Hendrick Motorsports

Our thoughts are with the Hendricks Motorsport team in the United States today following the plane crash on Sunday which killed five team members, two family members and three pilots. The 10 were travelling in a Hendrick-owned Beech King Air 200 turboprop plane when it crashed in the Bull Mountain area, seven miles to the west of Martinsville airport in Virginia. The plane carried 24-year-old Ricky Hendrick, team owner Rick Hendrick's only son, who drove a Busch Series car before retiring from the sport in 2002. He has since been groomed to take over the team. His uncle John Hendrick (Rick's brother) who was president of the racing organization was also killed as were his two daughters 22-year-old twins Kimberly and Jennifer Hendrick. Also onboard was Jeff Turner, the general manager of the Hendrick racing empire and a man who played a key role in the whole Hendrick business, which includes one of the nation's largest car dealership networks, in addition to the teams which run Jimmie Johnson, Jeff Gordon, Terry Labonte and Brian Vickers in the Nextel Cup. Another of the dead was engine builder Randy Dorton, one of the top names in engine tuning in NASCAR and Joe Jackson, the DuPont executive who was responsible for the sponsorship deal on Gordon's car. The three others killed were all pilots: Hendrick's employees Dick Tracy and Liz Morrison and Scott Latham, a helicopter pilot for NASCAR driver Tony Stewart, who appears to have been hitching a ride on the 25 minute flight from Concord, North Carolina to Martinsville.

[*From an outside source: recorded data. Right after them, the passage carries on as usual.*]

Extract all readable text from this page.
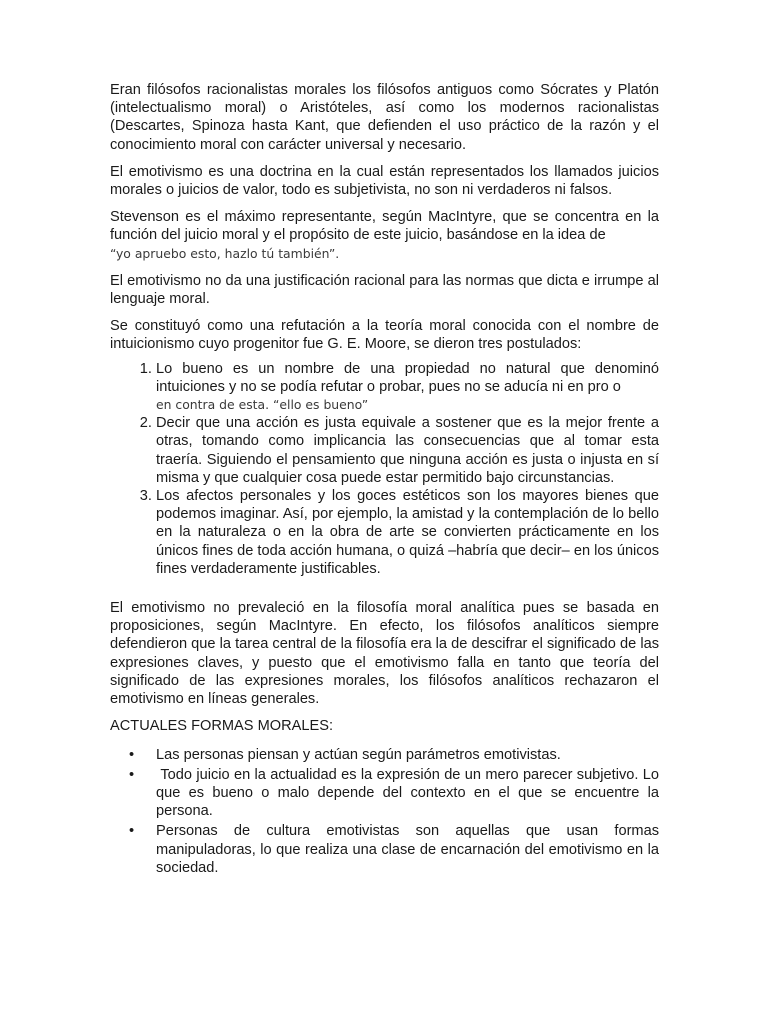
Eran filósofos racionalistas morales los filósofos antiguos como Sócrates y Platón (intelectualismo moral) o Aristóteles, así como los modernos racionalistas (Descartes, Spinoza hasta Kant, que defienden el uso práctico de la razón y el conocimiento moral con carácter universal y necesario.

El emotivismo es una doctrina en la cual están representados los llamados juicios morales o juicios de valor, todo es subjetivista, no son ni verdaderos ni falsos.

Stevenson es el máximo representante, según MacIntyre, que se concentra en la función del juicio moral y el propósito de este juicio, basándose en la idea de
“yo apruebo esto, hazlo tú también”.

El emotivismo no da una justificación racional para las normas que dicta e irrumpe al lenguaje moral.

Se constituyó como una refutación a la teoría moral conocida con el nombre de intuicionismo cuyo progenitor fue G. E. Moore, se dieron tres postulados:

1. Lo bueno es un nombre de una propiedad no natural que denominó intuiciones y no se podía refutar o probar, pues no se aducía ni en pro o
en contra de esta. “ello es bueno”
2. Decir que una acción es justa equivale a sostener que es la mejor frente a otras, tomando como implicancia las consecuencias que al tomar esta traería. Siguiendo el pensamiento que ninguna acción es justa o injusta en sí misma y que cualquier cosa puede estar permitido bajo circunstancias.
3. Los afectos personales y los goces estéticos son los mayores bienes que podemos imaginar. Así, por ejemplo, la amistad y la contemplación de lo bello en la naturaleza o en la obra de arte se convierten prácticamente en los únicos fines de toda acción humana, o quizá –habría que decir– en los únicos fines verdaderamente justificables.

El emotivismo no prevaleció en la filosofía moral analítica pues se basada en proposiciones, según MacIntyre. En efecto, los filósofos analíticos siempre defendieron que la tarea central de la filosofía era la de descifrar el significado de las expresiones claves, y puesto que el emotivismo falla en tanto que teoría del significado de las expresiones morales, los filósofos analíticos rechazaron el emotivismo en líneas generales.

ACTUALES FORMAS MORALES:

• Las personas piensan y actúan según parámetros emotivistas.
• Todo juicio en la actualidad es la expresión de un mero parecer subjetivo. Lo que es bueno o malo depende del contexto en el que se encuentre la persona.
• Personas de cultura emotivistas son aquellas que usan formas manipuladoras, lo que realiza una clase de encarnación del emotivismo en la sociedad.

Rick Hendrick was not on board the flight as he usually would have been. He was unwell and decided not to go to watch the race.

The Bull Mountain area was reported to have been foggy all day. It is not the first such accident in the area as a small plane crashed in the vicinity in 2000, killing the pilot, and a US military bomber crashed there in the 1940s.

Most of the NASCAR teams now run their own private aircraft because of the need to fly crew members around quickly because of the 36 events in a year. The sport has lost a number of people in plane crashes including 1992 NASCAR champion, Alan Kulwicki, who was killed in a 1993 plane crash en route to Bristol (Tenn.) Motor Speedway. Later that year Davey Allison died when the helicopter he was piloting crashed in the infield at Talladega Superspeedway.

Team owner Jack Roush nearly lost his life after crashing a small plane in Alabama in 2002 while CART team owner Tony Bettenhausen, his wife and team members died in a plane crash in Kentucky in February 2000.

Formula 1 has had its fair share of such incidents with double World Champion Graham Hill being killed along with his driver Tony Brise and several Hill team members in 1975 when flying back from a test. Several F1 drivers have been killed or injured in plane crashes, the most recent being in May 2000 when David Coulthard walked unscathed from a crash at Lyons airport in which the two pilots of his plane were killed.